Intervention de Alain Marsaud

Réunion du 18 mai 2016 à 16h00
Commission d'enquête relative aux moyens mis en œuvre par l'État pour lutter contre le terrorisme depuis le 7 janvier

Photo issue du site de l'Assemblée nationale ou de WikipediaAlain Marsaud :

Monsieur le coordonnateur national, j'ai eu l'occasion de travailler avec vous dans le cadre de vos précédentesfonctions à la tête du centre de crise du Quai d'Orsay, et d'apprécier votre engagement au service de la nation, compte tenu des contraintes de notre politique étrangère.

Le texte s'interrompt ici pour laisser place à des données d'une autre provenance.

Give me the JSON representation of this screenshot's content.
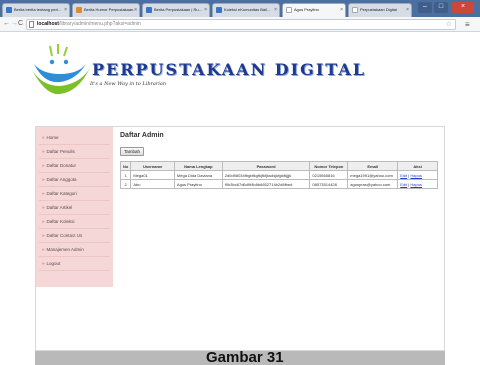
{
  "browser": {
    "tabs": [
      {
        "label": "Berita berita tentang perl..."
      },
      {
        "label": "Berita Humor Perpustakaan..."
      },
      {
        "label": "Berita Perpustakaan | Ru..."
      },
      {
        "label": "Koleksi eKomunitas Bali..."
      },
      {
        "label": "Agus Prayitno"
      },
      {
        "label": "Perpustakaan Digital"
      }
    ],
    "url_host": "localhost",
    "url_path": "/library/admin/menu.php?aksi=admin"
  },
  "header": {
    "brand": "PERPUSTAKAAN DIGITAL",
    "tagline": "It's a New Way in to Librarian"
  },
  "sidebar": {
    "items": [
      {
        "label": "Home"
      },
      {
        "label": "Daftar Penulis"
      },
      {
        "label": "Daftar Donatur"
      },
      {
        "label": "Daftar Anggota"
      },
      {
        "label": "Daftar Kategori"
      },
      {
        "label": "Daftar Artikel"
      },
      {
        "label": "Daftar Koleksi"
      },
      {
        "label": "Daftar Contact Us"
      },
      {
        "label": "Manajemen Admin"
      },
      {
        "label": "Logout"
      }
    ]
  },
  "main": {
    "title": "Daftar Admin",
    "add_button": "Tambah",
    "table": {
      "headers": [
        "No",
        "Username",
        "Nama Lengkap",
        "Password",
        "Nomor Telepon",
        "Email",
        "Aksi"
      ],
      "rows": [
        {
          "no": "1",
          "username": "Mega01",
          "name": "Mega Dida Daviana",
          "password": "2d0d98034fbgbfkgfkjfkfjksdsjkfgkfkjjjk",
          "phone": "0215565816",
          "email": "mega1991@yahoo.com",
          "edit": "Edit",
          "delete": "Hapus"
        },
        {
          "no": "2",
          "username": "Abu",
          "name": "Agus Prayitno",
          "password": "f0b3bc67d6d9f4b8b6652714b2d8fbed",
          "phone": "08573514428",
          "email": "aguspras@yahoo.com",
          "edit": "Edit",
          "delete": "Hapus"
        }
      ]
    }
  },
  "caption": "Gambar 31"
}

Le vétéran que je suis constate que, depuis quelque trente ans, au sein du contre-terrorisme, on bricole, on crée des organismes de coordination – j'ai ainsi participé à la création de l'UCLAT, du comité interministériel de lutte antiterroriste (CILAT), du service central de la lutte antiterroriste (SCLAT) –, on connaît des succès, des échecs. Voilà pourquoi je suis très indulgent vis-à-vis des échecs observés autour des attentats de janvier comme de ceux de novembre, et qui concernent les services de renseignement et de sécurité. Naturellement, nous avons à l'esprit le point de vue des victimes et de leurs familles. Mais il ne s'agit pas d'une science exacte et je sais combien il est difficile d'obtenir des résultats en permanence.

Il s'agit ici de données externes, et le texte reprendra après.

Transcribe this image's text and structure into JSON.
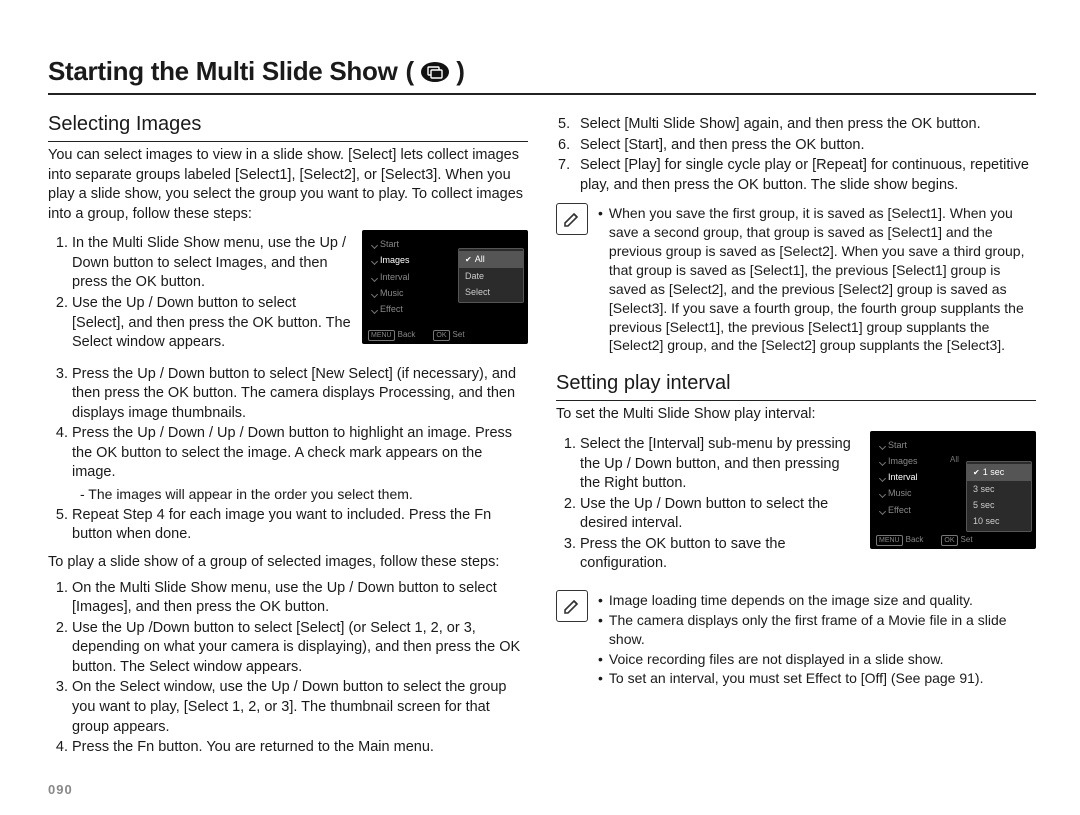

Le parcours d'Abaaoud est tout de même extraordinaire : il est dans le viseur des services et se promène un peu partout, du Moyen-Orient à l'Europe.

Mais en ce qui concerne ceux que vous identifiez, que vous interceptez et que vous localisez, existe-t-il une doctrine d'emploi permettant leur élimination préventive – et répressive, quand on sait ce que ces gens ont pu faire et ce dont ils sont capables ? Je vous pose cette question au risque de choquer certains membres de la commission d'enquête ; je la poserai également au patron de la DGSE et à d'autres que nous auditionnerons.

J'étais il y a une semaine à Djibouti, sur la base américaine d'où les drones Predator, armés de missiles Hellfire, décollaient vers le Yémen. Des officiers américains et des agents des services de renseignement, notamment de la CIA, nous ont expliqué que ces drones partaient le soir vers des cibles et qu'ils tuaient – de préférence des Américains, nous a-t-on dit, même s'ils en tuent aussi d'autres. C'est une doctrine d'emploi ; manifestement, au plus haut niveau de l'État – qu'il s'agisse de M. Obama ou de ses collaborateurs –, on décide de faire tuer des gens. Il y a aussi des opérations spéciales dont nous pouvons être informés par nos services, notamment du fait des forces spéciales – qui agissent déjà ainsi, semble-t-il, mais ce sont, dit-on, des actions de guerre.

Ne peut-on envisager de pratiquer l'élimination pure et simple ? J'étais tout récemment avec quelques collègues à Washington, au département de la sécurité intérieure ; les Américains nous ont expliqué que 150 de leurs ressortissants étaient partis en Syrie et, surtout, en Irak, qu'ils ne rentreraient pas puisque trente ans de prison les attendaient à leur retour, et qu'ils allaient tous être « dronés ».

J'ai posé la même question au ministre de la défense.